Je kiffe le personnage de Riddick. Et j'adore le mélange action, infiltration, aventure en vue subjective. Néanmoins, lorsqu'il s'agit de revivre une forte expérience passée, on n'est jamais à l'abris d'un retour au réel qui nous laisse entrevoir, d'une part, que notre mémoire peut nous jouer des tours, et d'autre part, que le nous d'aujourd'hui n'attend pas les mêmes choses que celui d'hier. Et puis, parfois, le plaisir d'hier devient celui d'aujourd'hui, et on prend d'autant mieux conscience de la valeur de ce qui fut.

"A long time between stops. A long time for something to go wrong..."

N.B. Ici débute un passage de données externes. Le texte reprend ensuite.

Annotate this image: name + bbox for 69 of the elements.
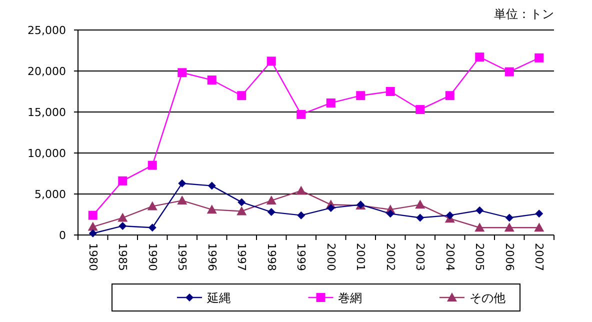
y-tick-label: 15,000 (28, 106, 66, 119)
x-tick-label: 1999 (294, 243, 308, 271)
point (237, 91, 246, 100)
point (475, 52, 484, 62)
point (236, 206, 247, 216)
point (267, 208, 276, 216)
point (386, 87, 395, 96)
point (148, 224, 156, 232)
point (177, 196, 188, 205)
point (296, 110, 306, 119)
point (386, 210, 394, 218)
point (356, 91, 366, 100)
point (208, 182, 216, 190)
point (534, 53, 544, 62)
point (118, 222, 127, 230)
point (534, 222, 544, 232)
x-tick-label: 2001 (354, 243, 368, 271)
point (207, 76, 216, 85)
point (147, 201, 158, 210)
point (148, 160, 157, 170)
x-tick-label: 2000 (324, 243, 338, 271)
y-tick-label: 10,000 (28, 147, 66, 160)
y-tick-label: 20,000 (28, 65, 66, 78)
x-tick-label: 2007 (532, 243, 546, 271)
point (326, 98, 336, 108)
point (416, 214, 424, 222)
x-tick-label: 2006 (502, 243, 516, 271)
point (326, 204, 335, 212)
point (178, 68, 187, 78)
x-tick-label: 1980 (86, 243, 100, 271)
point (266, 196, 276, 205)
point (416, 105, 425, 114)
point (474, 222, 485, 232)
point (476, 206, 484, 214)
point (88, 229, 97, 238)
x-tick-label: 1990 (146, 243, 159, 271)
point (118, 212, 128, 222)
point (118, 176, 128, 186)
point (297, 211, 306, 220)
point (178, 179, 186, 188)
point (415, 200, 426, 209)
legend-label: 巻網 (338, 291, 362, 305)
x-tick-label: 1997 (235, 243, 248, 271)
x-tick-label: 1985 (116, 243, 130, 271)
x-tick-label: 1995 (176, 243, 189, 271)
point (296, 186, 306, 195)
legend-label: 延縄 (206, 291, 231, 305)
point (505, 214, 514, 222)
point (446, 211, 454, 220)
point (445, 91, 454, 100)
point (266, 56, 276, 66)
legend-label: その他 (469, 291, 506, 305)
text: 単位：トン (494, 7, 554, 21)
y-tick-label: 25,000 (28, 24, 66, 37)
point (504, 67, 514, 76)
x-tick-label: 1998 (264, 243, 278, 271)
x-tick-label: 2005 (473, 243, 486, 271)
y-tick-label: 0 (59, 229, 66, 242)
point (88, 210, 98, 220)
x-tick-label: 2004 (443, 243, 456, 271)
point (535, 210, 544, 218)
x-tick-label: 2002 (384, 243, 397, 271)
point (504, 222, 514, 232)
y-tick-label: 5,000 (34, 188, 66, 201)
point (206, 204, 217, 214)
x-tick-label: 2003 (414, 243, 427, 271)
point (88, 222, 98, 231)
point (238, 198, 246, 206)
x-tick-label: 1996 (205, 243, 218, 271)
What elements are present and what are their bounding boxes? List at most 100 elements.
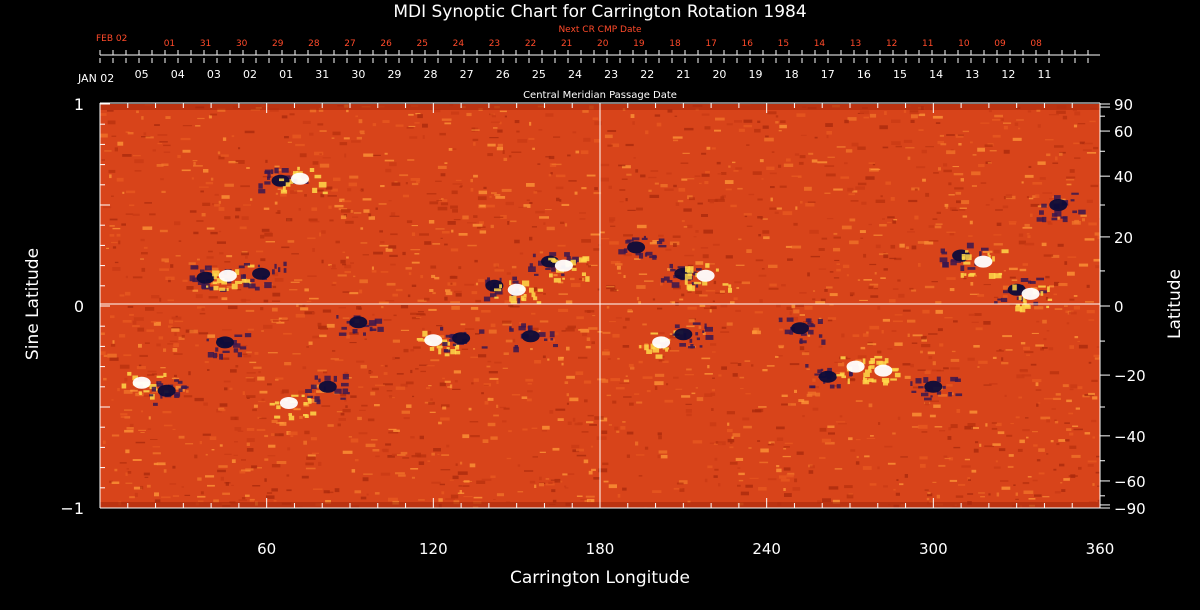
field-speckle [418,499,425,501]
field-speckle [222,329,232,331]
region-speckle [190,265,199,270]
region-speckle [280,189,288,194]
field-speckle [221,297,228,301]
field-speckle [813,290,816,292]
cmp-start-label: JAN 02 [77,72,114,85]
cmp-date-label: 11 [1037,68,1051,81]
field-speckle [398,474,406,477]
region-speckle [307,398,312,404]
field-speckle [152,391,162,393]
field-speckle [435,228,445,230]
field-speckle [430,398,433,401]
field-speckle [211,449,215,451]
region-speckle [533,296,538,301]
field-speckle [583,380,592,384]
cmp-date-label: 01 [279,68,293,81]
region-speckle [582,256,590,262]
next-cr-date-label: 20 [597,39,609,49]
field-speckle [789,363,800,366]
field-speckle [567,325,576,329]
field-speckle [712,377,715,379]
y-left-ticks [100,103,110,509]
field-speckle [152,149,156,152]
cmp-date-label: 23 [604,68,618,81]
field-speckle [236,289,242,291]
active-region-negative [778,317,826,345]
field-speckle [519,252,524,255]
field-speckle [1003,122,1012,124]
field-speckle [731,436,734,440]
field-speckle [567,154,571,157]
field-speckle [341,209,351,213]
field-speckle [709,422,717,427]
field-speckle [734,281,742,284]
field-speckle [217,108,226,112]
region-speckle [377,326,384,332]
field-speckle [1049,198,1057,200]
field-speckle [290,435,294,438]
field-speckle [969,293,980,295]
field-speckle [495,196,506,199]
field-speckle [688,318,695,323]
field-speckle [182,149,191,153]
field-speckle [504,300,511,304]
field-speckle [551,489,556,493]
field-speckle [1012,137,1022,141]
field-speckle [348,182,357,187]
field-speckle [274,278,284,282]
field-speckle [691,392,696,395]
field-speckle [473,378,479,382]
field-speckle [217,469,226,473]
field-speckle [132,320,137,325]
field-speckle [194,454,198,459]
field-speckle [767,478,777,481]
field-speckle [493,216,504,218]
field-speckle [597,288,601,291]
field-speckle [658,359,665,362]
field-speckle [1095,471,1100,474]
region-speckle [863,377,866,381]
field-speckle [931,369,941,372]
field-speckle [323,490,330,494]
field-speckle [192,160,198,162]
field-speckle [572,449,580,453]
field-speckle [569,397,579,402]
field-speckle [417,311,424,313]
field-speckle [1020,342,1026,345]
region-speckle [1027,280,1032,284]
field-speckle [317,123,324,126]
field-speckle [1054,308,1063,310]
field-speckle [1037,402,1041,404]
field-speckle [993,296,999,299]
field-speckle [808,152,814,155]
field-speckle [1030,287,1038,290]
field-speckle [395,386,406,390]
field-speckle [644,446,649,450]
field-speckle [1023,346,1031,351]
field-speckle [542,425,550,430]
field-speckle [967,479,971,481]
region-speckle [817,318,823,324]
field-speckle [636,207,643,211]
region-speckle [1015,306,1023,312]
field-speckle [238,499,247,502]
region-core [627,241,646,254]
region-speckle [189,275,195,282]
region-speckle [314,174,322,179]
field-speckle [1040,416,1051,420]
field-speckle [960,178,964,182]
field-speckle [539,476,542,481]
field-speckle [529,121,532,126]
field-speckle [309,132,314,136]
field-speckle [864,455,870,458]
field-speckle [218,207,225,211]
field-speckle [309,297,319,300]
field-speckle [241,459,246,461]
region-speckle [988,273,996,279]
region-speckle [324,375,331,381]
field-speckle [546,226,555,231]
field-speckle [865,176,875,180]
field-speckle [548,155,555,160]
field-speckle [116,177,124,182]
active-region-positive [639,330,684,359]
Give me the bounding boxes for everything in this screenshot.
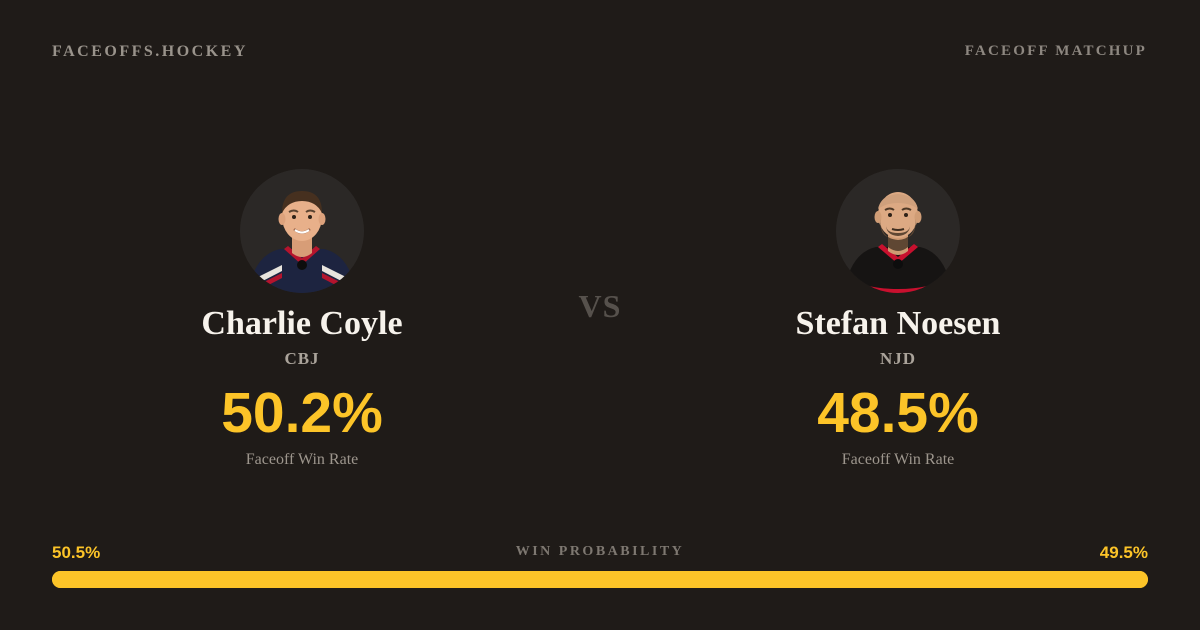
player-headshot-illustration [836, 169, 960, 293]
vs-label: VS [578, 288, 622, 324]
win-probability-title: WIN PROBABILITY [515, 544, 685, 559]
player-panel-right: Stefan Noesen NJD 48.5% Faceoff Win Rate [698, 169, 1098, 469]
player-faceoff-win-rate: 48.5% [817, 381, 979, 446]
player-photo-charlie-coyle [240, 169, 364, 293]
brand-wordmark: FACEOFFS.HOCKEY [52, 43, 248, 60]
player-panel-left: Charlie Coyle CBJ 50.2% Faceoff Win Rate [102, 169, 502, 469]
player-team: NJD [879, 349, 917, 369]
player-team: CBJ [284, 349, 320, 369]
stat-label: Faceoff Win Rate [841, 451, 955, 469]
player-name: Stefan Noesen [795, 305, 1001, 342]
win-probability-bar-left-segment [52, 571, 606, 588]
card-type-label: FACEOFF MATCHUP [964, 43, 1147, 59]
win-probability-left-value: 50.5% [52, 543, 101, 562]
win-probability-right-value: 49.5% [1099, 543, 1148, 562]
player-faceoff-win-rate: 50.2% [221, 381, 383, 446]
stat-label: Faceoff Win Rate [245, 451, 359, 469]
player-headshot-illustration [240, 169, 364, 293]
player-photo-stefan-noesen [836, 169, 960, 293]
player-name: Charlie Coyle [201, 305, 403, 342]
win-probability-bar [52, 571, 1148, 588]
win-probability-bar-right-segment [605, 571, 1148, 588]
win-probability-labels: 50.5% WIN PROBABILITY 49.5% [52, 543, 1148, 563]
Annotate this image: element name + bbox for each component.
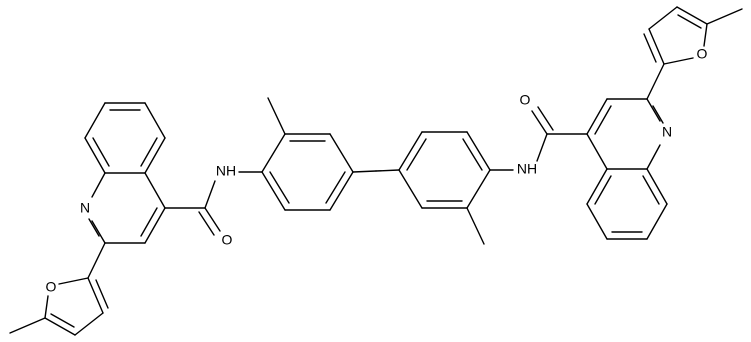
atom-label: O — [222, 232, 233, 248]
atom-label: N — [662, 124, 672, 140]
atom-label: NH — [216, 163, 236, 179]
bonds-half — [9, 97, 377, 336]
atom-label: NH — [517, 161, 537, 177]
atom-label: O — [520, 92, 531, 108]
atom-labels: N O NH O NH O N O — [46, 46, 708, 295]
bonds-mirror — [375, 6, 743, 245]
atom-label: O — [697, 46, 708, 62]
atom-label: O — [46, 279, 57, 295]
atom-label: N — [80, 200, 90, 216]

Car il s'en passe des choses en 5 ans. Surtout en matière de jeu d'action. Une génération de console a passé, une nouvelle est arrivée. Le ludisme s'est simplifié, cherchant l'essentiel et le divertissement plutôt que le challenge et la profondeur. La réalisation des blockbusters d'aujourd'hui éclipse, comme l'édicte nos Lois, celle de ceux d'hier... mais alors même que tout cela aurait pu entacher l'expérience de ce Chronicles of Riddick en polluant ma tête de réflexions superflues, la réalité fut tout autre. À peine lancé le début de Butcher Bay, si je tique sur le moteur graphique daté à bien des égards malgré sa révision récente, l'atmosphère, l'ambiance, les personnages, les dialogues, et l'aventure elle-même ont vite fait de me rappeler pourquoi c'était si bon hier, et pourquoi ça l'est toujours aujourd'hui : parce que c'est juste. Spot on.

"I just take the hand life deals me. Then I cheat."

Mais on ne peut pas en dire autant de l'épisode Assault on Dark Athena, malheureusement. Alors que Butcher Bay mélange toujours les genres en une valse au rythme narratif impeccable, tout du long jusqu'à la ligne droite finale, Dark Athena bascule dans le FPS simplet et simpliste un peu trop vite. Quand Butcher Bay nous offre de la mesure et construit habilement la tension de sa fin au fil des scènes, Dark Athena nous colle dans les mains un lance-grenades aux munitions infinies à la moitié du jeu, massacrant un début qui prolongeait pourtant à merveille l'expérience infiltration sur les bases de Butcher Bay. Il y avait même de vrais traits de génie en matière de game design (rattacher les armes à feu aux corps de drones, pour nous donner juste cette lichette de puissance de feu, mais nous faire préférer la liberté d'un corps à corps aussi brutal qu'articulé sur l'infiltration). Dommage...

"It's been a long time since I smelled beautiful"

L'histoire des jeux semble être celle des films ; après un Pitch Black impeccable, qui aura brillamment su s'accommoder de son petit budget en narrant son histoire avec passion et inventivité, Chronicles of Riddick a tenté de surfer sur ce premier succès en se laissant emporter par des moyens plus importants. Mais à trop soigner la forme il en a perdu une partie du fond. Et cet aspect un peu bancal se retrouve également dans le multi-joueurs. Une bonne partie de ce qu'il propose est agréable, mais dispensable, et un petit joyau se cache en son cœur : le mode Pitch Black. Un joueur dans la peau de Riddick, les autres à ses trousses, avec le faisceau d'une lampe torche à l'efficacité inversement proportionnelle à la puissance de l'arme sur laquelle elle est montée pour tenter de survivre au prédateur aux yeux de chouette. Un régal de tension, pour les deux camps.

Chronicles of Riddick : Assault on Dark Athena propose ce qui reste encore à ce jour l'une des expériences en vue subjective les plus marquantes de la galaxie Science-Fiction, riche d'un doublage irréprochable, d'une atmosphère délicieusement clair-obscur, et d'un subtil équilibre des genres curieusement jamais reproduit en 5 ans. Le reste, du disque, c'est du bonus. Les profanes comme les fans de l'original pesteront sur certains détails (IA parfois à la rue, des bugs ça et là, une réalisation datée, mais surtout de longs chargements qui agacent bien plus aujourd'hui qu'hier, surtout avec les allers-retours), mais rien que pour Butcher Bay et le plaisir de renouer avec ce salaud de Riddick, moi, je lâche mes euros.